If I were to be offered a monthly plan that would offer faster and cheaper access to Google’s bouquet of services (search, mail, reader, news, chat, maps, photos) and none at all to Yahoo’s andor Microsoft’s sites, I’d gladly take it. (I’d need to migrate all my photos from Flickr to Picasa and import my old bookmarks into Google Bookmarks). Under the current proposal, it appears that ISPs would be forbidden from even offering a plan like this. Instead, the FCC ought to ensure that for the same geography, customers have alternate plans and at least one alternative that – at whatever price – offers a completely neutral plan. If that requires the Government to setup its own ISP, so be it. (This last point is the same as the “public option” for health care that the Obama administration had proposed).

Finally, a musing about why more ‘social’ startups don’t start from your most important social network – your mobile address book. (“Why are so many startups content to build on top of the Facebook or Twitter social graph, when a lot of them can access your actual social graph in your mobile contact book?”) I’ve wondered about this several times, and tried to imagine a startup whose pitch could be “let us mine your address book, your message history, call logs, mobile email and let you know whom you interact with when for what, and you can choose whom to leave out (boss, or people you may not want other people to know of). Then we can layer location, social network data and the like on top and actually suggest future interactions, activities, places and purchases for each of them.”

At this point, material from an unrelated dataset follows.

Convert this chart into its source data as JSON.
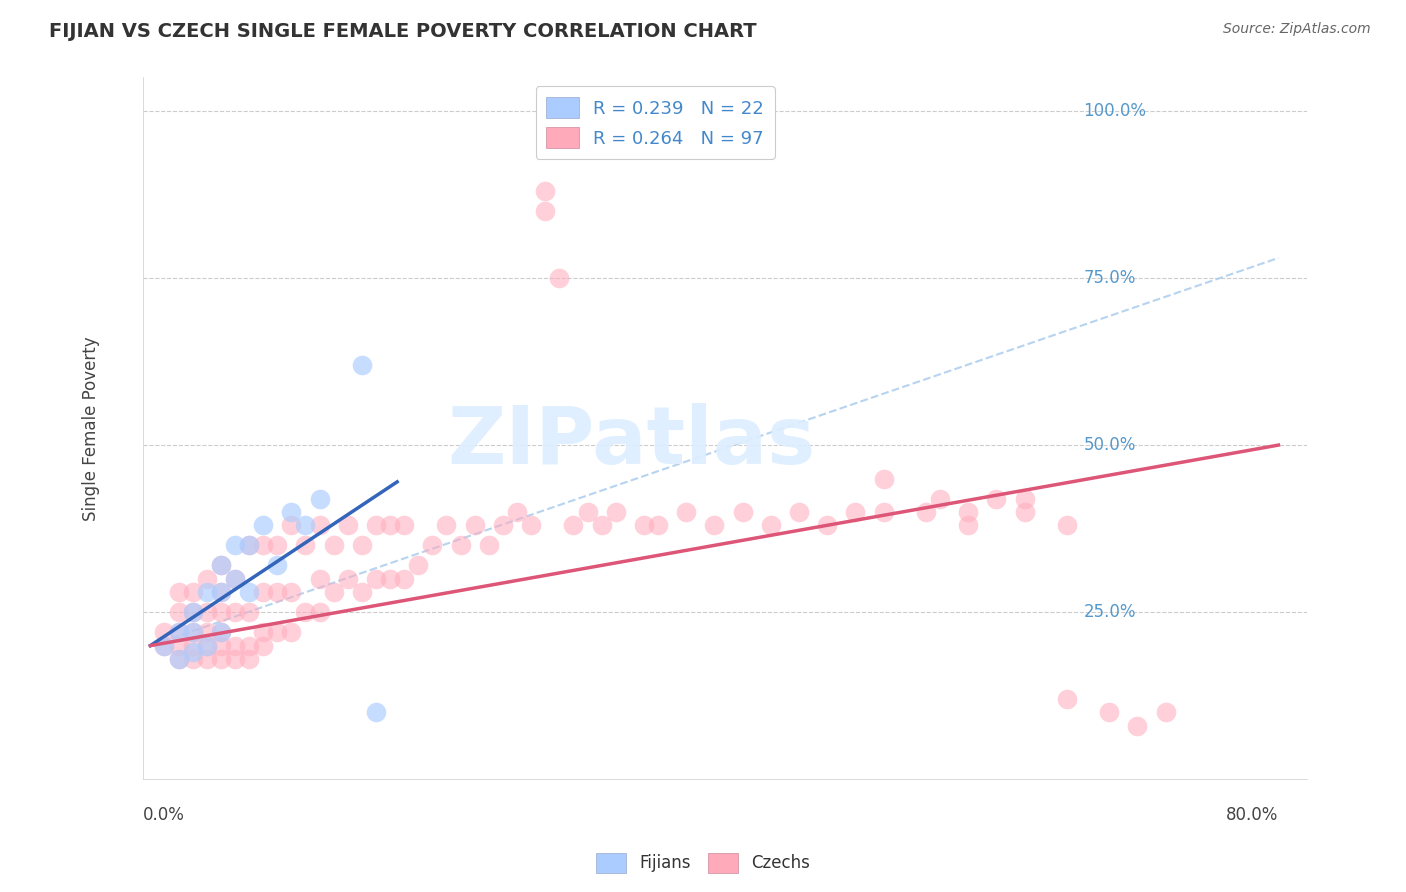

In non-tech, the Economic Times profiled a startup – founded by two of my immediate seniors at IIM Kozhikode – that’s quite a success, at a turnover of INR 2 crore. His first email to the IIMK alumni group about this ventures this March began “I am from the Class of 2007 @ IIM K. I, along with a batch mate of mine(Venkata Raghulan), started an educational services venture called FACE – Focus Academy for Career Enhancement… we sign-up MoUs with educational institutions and offer Career Grooming services…” From what I could gather from the report, it’s come a long way since.

Finally, we re-read this article from the Study Hacks blog that argues that to lead a truly remarkable life, (do something meaningful and enjoyable on a flexible work schedule that gives you enough compensation), you MUST be able to offer something rare and valuable.